Scientists Find Myoglobin Improves Cultured Meat

By Guest Author on 05 December 2019

A team of Tufts University-led researchers exploring the development of cultured meat found that the addition of the iron-carrying protein myoglobin improves the growth, texture, and color of bovine muscle grown from cells in culture. This development is a step toward the goal of growing meat from livestock animal cells for human consumption.


The researchers found that myoglobin increased the proliferation and metabolic activity of bovine muscle satellite cells. Addition of either myoglobin or hemoglobin also led to a change of color more comparable to beef. The results, published in FOODS, indicate potential benefits of adding heme proteins to cell media to improve the color and texture of cell-grown meat.

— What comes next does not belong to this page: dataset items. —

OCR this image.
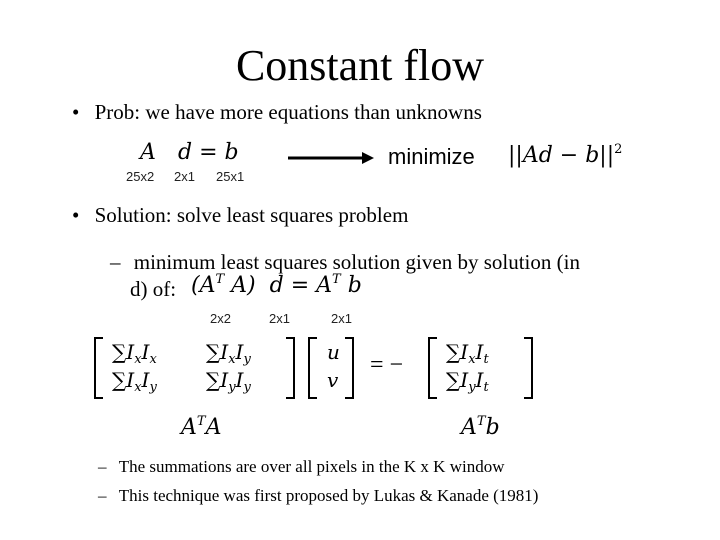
Constant flow
• Prob: we have more equations than unknowns
A d = b
25x2 2x1 25x1
minimize $||Ad - b||^2$
• Solution: solve least squares problem
– minimum least squares solution given by solution (in
d) of: ($A^T$ A) $d = A^T$ b
2x2	2x1	2x1
$\sum I_xI_x$ $\sum I_xI_y$
$\sum I_xI_y$ $\sum I_yI_y$
u
v
= − $\sum I_xI_t$
$\sum I_yI_t$
$A^TA$	$A^Tb$
– The summations are over all pixels in the K x K window
– This technique was first proposed by Lukas & Kanade (1981)
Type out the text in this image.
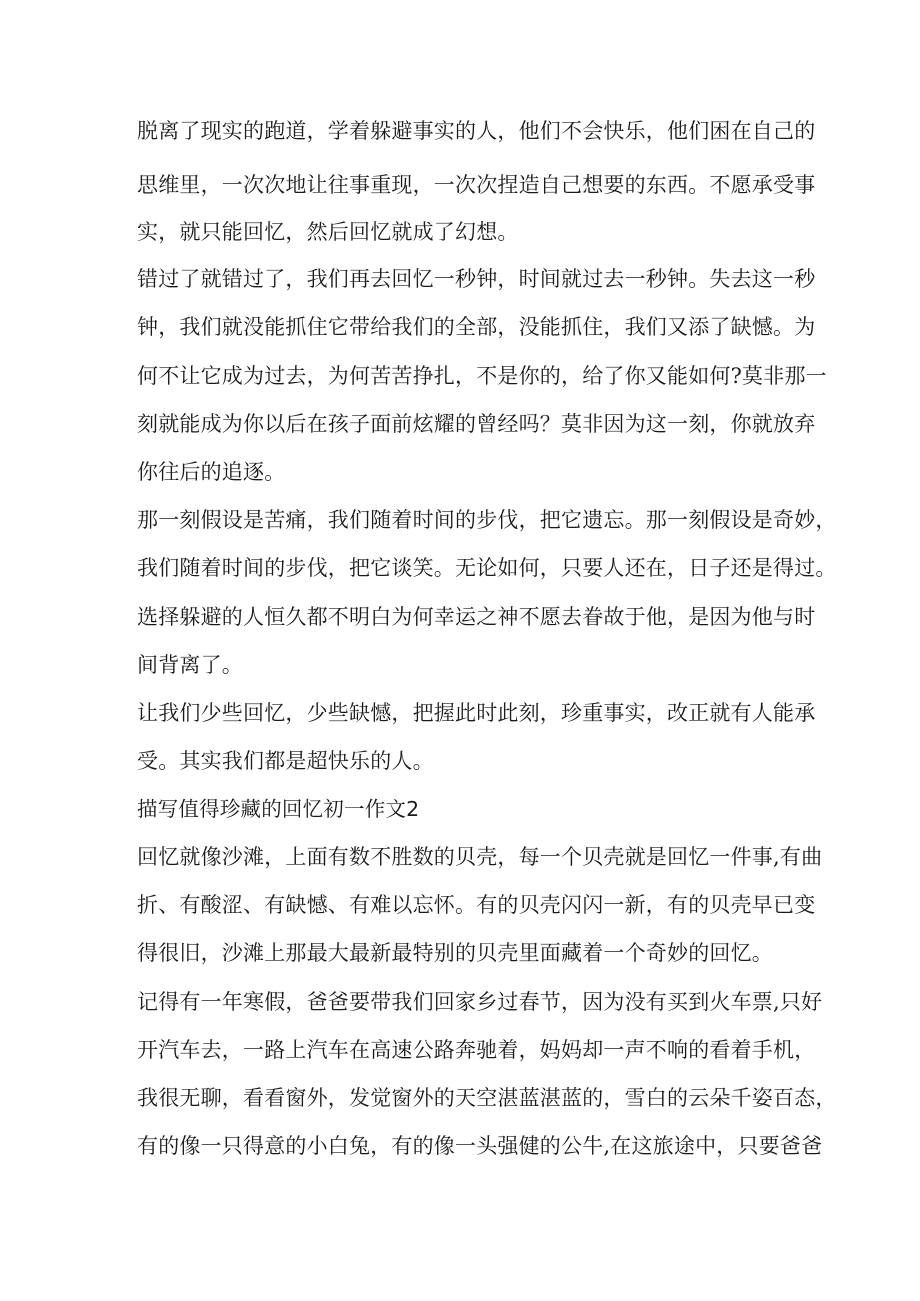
脱离了现实的跑道，学着躲避事实的人，他们不会快乐，他们困在自己的
思维里，一次次地让往事重现，一次次捏造自己想要的东西。不愿承受事
实，就只能回忆，然后回忆就成了幻想。
错过了就错过了，我们再去回忆一秒钟，时间就过去一秒钟。失去这一秒
钟，我们就没能抓住它带给我们的全部，没能抓住，我们又添了缺憾。为
何不让它成为过去，为何苦苦挣扎，不是你的，给了你又能如何?莫非那一
刻就能成为你以后在孩子面前炫耀的曾经吗？莫非因为这一刻，你就放弃
你往后的追逐。
那一刻假设是苦痛，我们随着时间的步伐，把它遗忘。那一刻假设是奇妙，
我们随着时间的步伐，把它谈笑。无论如何，只要人还在，日子还是得过。
选择躲避的人恒久都不明白为何幸运之神不愿去眷故于他，是因为他与时
间背离了。
让我们少些回忆，少些缺憾，把握此时此刻，珍重事实，改正就有人能承
受。其实我们都是超快乐的人。
描写值得珍藏的回忆初一作文2
回忆就像沙滩，上面有数不胜数的贝壳，每一个贝壳就是回忆一件事,有曲
折、有酸涩、有缺憾、有难以忘怀。有的贝壳闪闪一新，有的贝壳早已变
得很旧，沙滩上那最大最新最特别的贝壳里面藏着一个奇妙的回忆。
记得有一年寒假，爸爸要带我们回家乡过春节，因为没有买到火车票,只好
开汽车去，一路上汽车在高速公路奔驰着，妈妈却一声不响的看着手机，
我很无聊，看看窗外，发觉窗外的天空湛蓝湛蓝的，雪白的云朵千姿百态，
有的像一只得意的小白兔，有的像一头强健的公牛,在这旅途中，只要爸爸
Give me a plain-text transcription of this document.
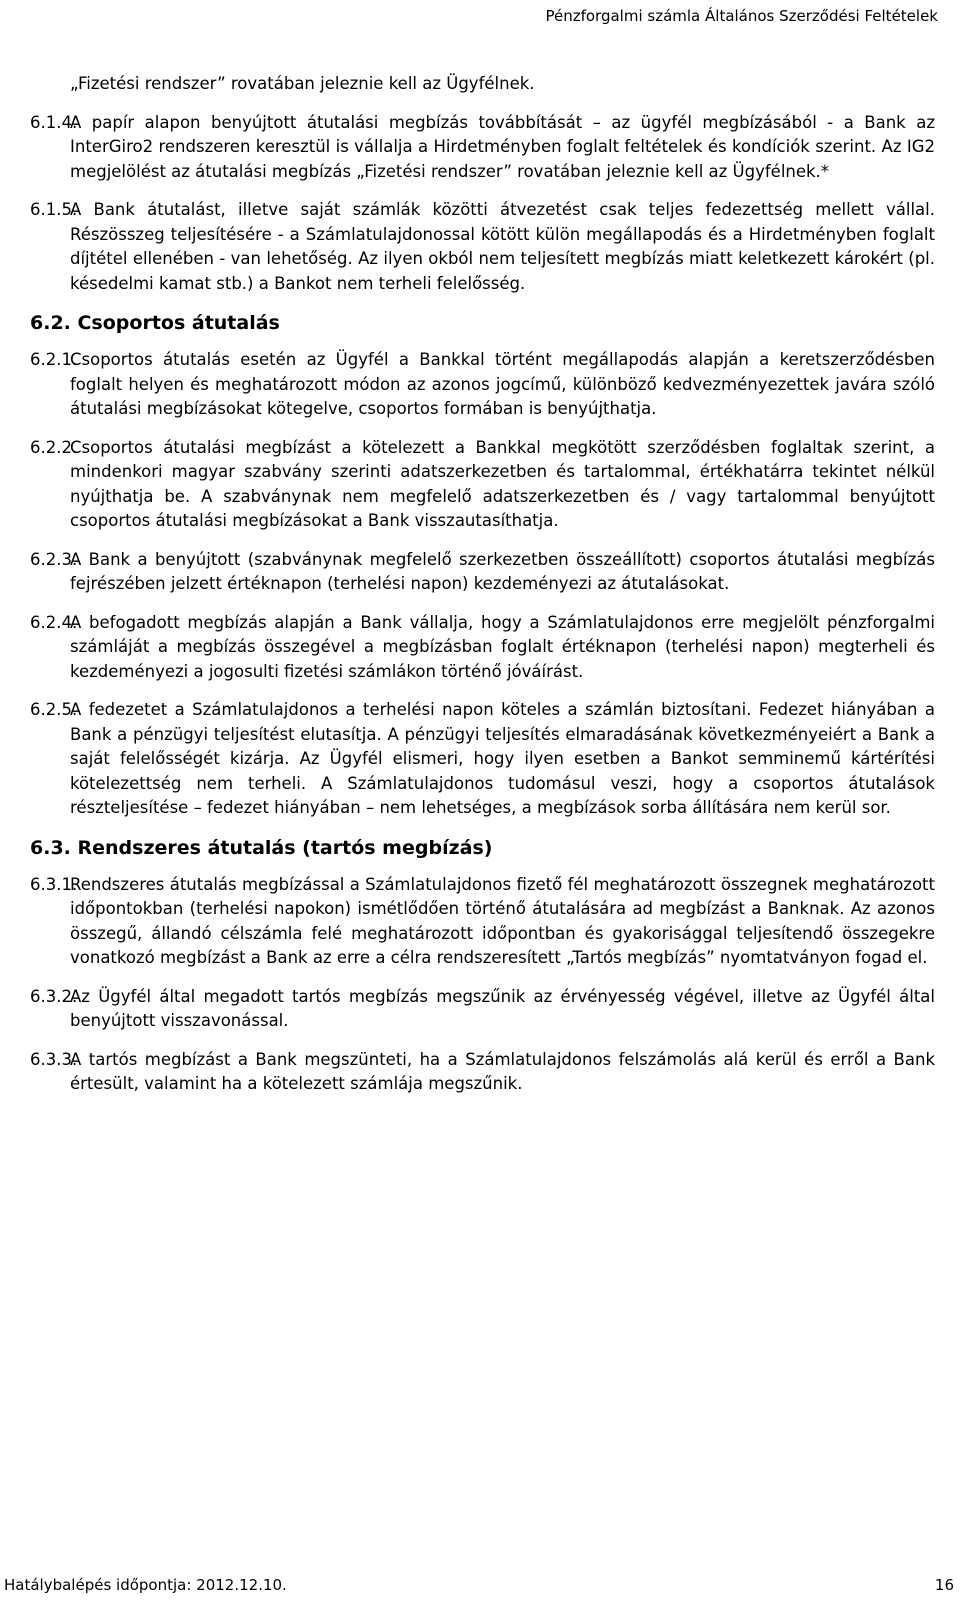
Pénzforgalmi számla Általános Szerződési Feltételek
„Fizetési rendszer” rovatában jeleznie kell az Ügyfélnek.
6.1.4.
A papír alapon benyújtott átutalási megbízás továbbítását – az ügyfél megbízásából - a Bank az InterGiro2 rendszeren keresztül is vállalja a Hirdetményben foglalt feltételek és kondíciók szerint. Az IG2 megjelölést az átutalási megbízás „Fizetési rendszer” rovatában jeleznie kell az Ügyfélnek.*
6.1.5.
A Bank átutalást, illetve saját számlák közötti átvezetést csak teljes fedezettség mellett vállal. Részösszeg teljesítésére - a Számlatulajdonossal kötött külön megállapodás és a Hirdetményben foglalt díjtétel ellenében - van lehetőség. Az ilyen okból nem teljesített megbízás miatt keletkezett károkért (pl. késedelmi kamat stb.) a Bankot nem terheli felelősség.
6.2. Csoportos átutalás
6.2.1.
Csoportos átutalás esetén az Ügyfél a Bankkal történt megállapodás alapján a keretszerződésben foglalt helyen és meghatározott módon az azonos jogcímű, különböző kedvezményezettek javára szóló átutalási megbízásokat kötegelve, csoportos formában is benyújthatja.
6.2.2.
Csoportos átutalási megbízást a kötelezett a Bankkal megkötött szerződésben foglaltak szerint, a mindenkori magyar szabvány szerinti adatszerkezetben és tartalommal, értékhatárra tekintet nélkül nyújthatja be. A szabványnak nem megfelelő adatszerkezetben és / vagy tartalommal benyújtott csoportos átutalási megbízásokat a Bank visszautasíthatja.
6.2.3.
A Bank a benyújtott (szabványnak megfelelő szerkezetben összeállított) csoportos átutalási megbízás fejrészében jelzett értéknapon (terhelési napon) kezdeményezi az átutalásokat.
6.2.4.
A befogadott megbízás alapján a Bank vállalja, hogy a Számlatulajdonos erre megjelölt pénzforgalmi számláját a megbízás összegével a megbízásban foglalt értéknapon (terhelési napon) megterheli és kezdeményezi a jogosulti fizetési számlákon történő jóváírást.
6.2.5.
A fedezetet a Számlatulajdonos a terhelési napon köteles a számlán biztosítani. Fedezet hiányában a Bank a pénzügyi teljesítést elutasítja. A pénzügyi teljesítés elmaradásának következményeiért a Bank a saját felelősségét kizárja. Az Ügyfél elismeri, hogy ilyen esetben a Bankot semminemű kártérítési kötelezettség nem terheli. A Számlatulajdonos tudomásul veszi, hogy a csoportos átutalások részteljesítése – fedezet hiányában – nem lehetséges, a megbízások sorba állítására nem kerül sor.
6.3. Rendszeres átutalás (tartós megbízás)
6.3.1.
Rendszeres átutalás megbízással a Számlatulajdonos fizető fél meghatározott összegnek meghatározott időpontokban (terhelési napokon) ismétlődően történő átutalására ad megbízást a Banknak. Az azonos összegű, állandó célszámla felé meghatározott időpontban és gyakorisággal teljesítendő összegekre vonatkozó megbízást a Bank az erre a célra rendszeresített „Tartós megbízás” nyomtatványon fogad el.
6.3.2.
Az Ügyfél által megadott tartós megbízás megszűnik az érvényesség végével, illetve az Ügyfél által benyújtott visszavonással.
6.3.3.
A tartós megbízást a Bank megszünteti, ha a Számlatulajdonos felszámolás alá kerül és erről a Bank értesült, valamint ha a kötelezett számlája megszűnik.
Hatálybalépés időpontja: 2012.12.10.	16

“Taste, color, and texture will be critical to consumer acceptance of cultured meat,” said David Kaplan, Stern Family Professor of Engineering at the Tufts University School of Engineering and corresponding author of the study. “If our goal is to make something similar to a steak, we need to find the right conditions for cells to grow that replicate the formation of natural muscle. The addition of myoglobin looks to be one more important addition to the recipe that brings us closer to that goal,” he said. Kaplan is also chair of the Department of Biomedical Engineering and a program faculty member at the Sackler School of Graduate Biomedical Sciences at Tufts.


The rationale for developing cultured meat (i.e., lab-grown meat, cellular agriculture, or cell-based meat) is the potential to reduce the amount of resources required in meat production, as well as significantly shrink its environmental footprint relative to animal farming. Animal farming has been associated with greenhouse gas emissions, antibiotic resistance problems, animal welfare concerns, and land use issues, such as the clearing of the Amazon rainforests. The ability to grow cultured meat in a bioreactor, as in tissue engineering, could potentially alleviate these issues. However, much remains to be done to grow the cells in a way that replicates the texture, color and flavor of naturally derived meat, the researchers said.


Plant-based meat substitutes like the Impossible Burger have incorporated heme proteins from soy, which make the product more meat-like in appearance and taste. The Tufts-led research team hypothesized that adding heme proteins to meat cell culture could not only have a similar effect but also could improve the growth of muscle cells which require the heme proteins to thrive.


Myoglobin is a natural component of muscle, and hemoglobin is found in blood. As heme proteins, both carry iron atoms that are responsible for the natural bloody, slightly ‘metallic’ taste of beef. The researchers found that adding hemoglobin or myoglobin changes the color of the bioartificial muscle to a reddish-brown meat-like hue. Myoglobin, however, was much better for promoting cell proliferation and differentiation of the BSCs to mature muscle cells, and better at helping the cells form fibers and adding a rich meat-like color.


“We knew that myoglobin has an important role to play in muscle growth, as it is one of the most abundant proteins in muscle cells,” said first author of the study Robin Simsa, an industrial Ph.D. student from Europe who conducted the studies during his fellowship stay at the Tufts University School of Engineering. “It’s possible that myoglobin is bringing oxygen to the cell’s mitochondria, boosting their energy and helping them to proliferate. More than just an ingredient for color, iron content and potentially flavor, myoglobin could also be an important element in the scaled-up production of cell-based meat to increase cell yield.”


Other authors contributing to the study include John Yuen, Andrew Stout, and Natalie Rubio, all graduate students at the Tufts University School of Engineering and working on cellular agriculture goals; and Per Fogelstrand of the University of Gothenburg, Sweden, the PI supervisor for Robin Simsa.


The work was supported by the National Institutes of Health and New Harvest. Simsa was supported by the European Union’s Horizon 2020 research and innovation program under the Marie SkÅ‚odowska-Curie grant, conducted within the “Training 4 Cell Regenerative Medicine” network. The content is solely the responsibility of the authors and does not necessarily represent the official views of the National Institutes of Health.